The Null Device

Photo Tourism

Another use for all those neatly tagged photos of tourist attractions on websites like Flickr: synthesising accurate 3D models from millions of photos, taken by amateurs from random angles:
To make the 3D digital model, the researchers first download photos of a landmark. For instance, they might download the roughly 60,000 pictures on Flickr that are tagged with the words "Statue of Liberty." The computer finds photos that it will be able to use in the reconstruction and discards pictures that are of low quality or have obstructions. Photo Tourism, a tool developed at the UW, then calculates where each person was standing when he or she took the photo. By comparing two photos of the same object that were taken from slightly different perspectives, the software applies principles of computer vision to figure out the distance to each point.

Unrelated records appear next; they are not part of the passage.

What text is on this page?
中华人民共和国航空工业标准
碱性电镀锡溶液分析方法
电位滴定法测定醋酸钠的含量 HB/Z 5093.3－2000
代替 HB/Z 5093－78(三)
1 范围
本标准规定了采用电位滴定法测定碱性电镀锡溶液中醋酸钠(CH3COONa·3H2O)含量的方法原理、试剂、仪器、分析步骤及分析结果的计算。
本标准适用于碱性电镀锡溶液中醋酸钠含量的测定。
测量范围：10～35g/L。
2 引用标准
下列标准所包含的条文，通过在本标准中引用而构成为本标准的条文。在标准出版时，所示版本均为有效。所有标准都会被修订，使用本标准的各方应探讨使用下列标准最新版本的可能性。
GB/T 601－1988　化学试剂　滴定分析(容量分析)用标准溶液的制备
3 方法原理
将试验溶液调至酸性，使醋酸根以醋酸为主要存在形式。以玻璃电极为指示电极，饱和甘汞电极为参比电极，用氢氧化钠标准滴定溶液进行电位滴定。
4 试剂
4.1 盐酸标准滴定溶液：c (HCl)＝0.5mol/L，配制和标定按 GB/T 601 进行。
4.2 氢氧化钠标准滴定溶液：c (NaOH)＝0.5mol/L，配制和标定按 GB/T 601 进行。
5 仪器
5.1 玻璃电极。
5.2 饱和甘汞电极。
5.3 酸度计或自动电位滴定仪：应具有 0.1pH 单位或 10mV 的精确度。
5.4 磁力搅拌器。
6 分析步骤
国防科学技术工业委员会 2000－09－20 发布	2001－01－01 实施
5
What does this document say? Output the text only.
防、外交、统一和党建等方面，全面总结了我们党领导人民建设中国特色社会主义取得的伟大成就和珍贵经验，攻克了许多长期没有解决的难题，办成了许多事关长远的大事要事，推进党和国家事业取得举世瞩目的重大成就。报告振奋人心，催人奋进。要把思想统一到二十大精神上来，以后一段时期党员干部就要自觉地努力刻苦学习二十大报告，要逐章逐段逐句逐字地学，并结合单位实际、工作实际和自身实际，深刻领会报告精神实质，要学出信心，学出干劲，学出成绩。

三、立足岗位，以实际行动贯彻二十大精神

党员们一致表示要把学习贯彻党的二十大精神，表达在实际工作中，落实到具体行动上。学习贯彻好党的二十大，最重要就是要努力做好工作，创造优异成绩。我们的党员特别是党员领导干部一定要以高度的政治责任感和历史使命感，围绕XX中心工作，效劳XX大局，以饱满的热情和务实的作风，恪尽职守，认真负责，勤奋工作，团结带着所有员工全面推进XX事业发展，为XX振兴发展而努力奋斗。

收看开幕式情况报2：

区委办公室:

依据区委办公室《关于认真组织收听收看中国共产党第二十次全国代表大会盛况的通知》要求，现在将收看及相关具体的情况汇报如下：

"We don't quite get the accuracy of a laser scanner, but we're in the ballpark," Seitz said. The recreations of Notre Dame show individual figures carved into the stone facade. A model of The Duomo in Pisa, Italy, a building about 160 feet tall, is accurate to within a few inches. The resolution of the 3D model mostly depends on the resolution of the original photos.
The next step in the research will be to create a detailed 3D model of a city entirely from automatically sorted photos from the internet; Rome has been chosen as the city to thus recreate.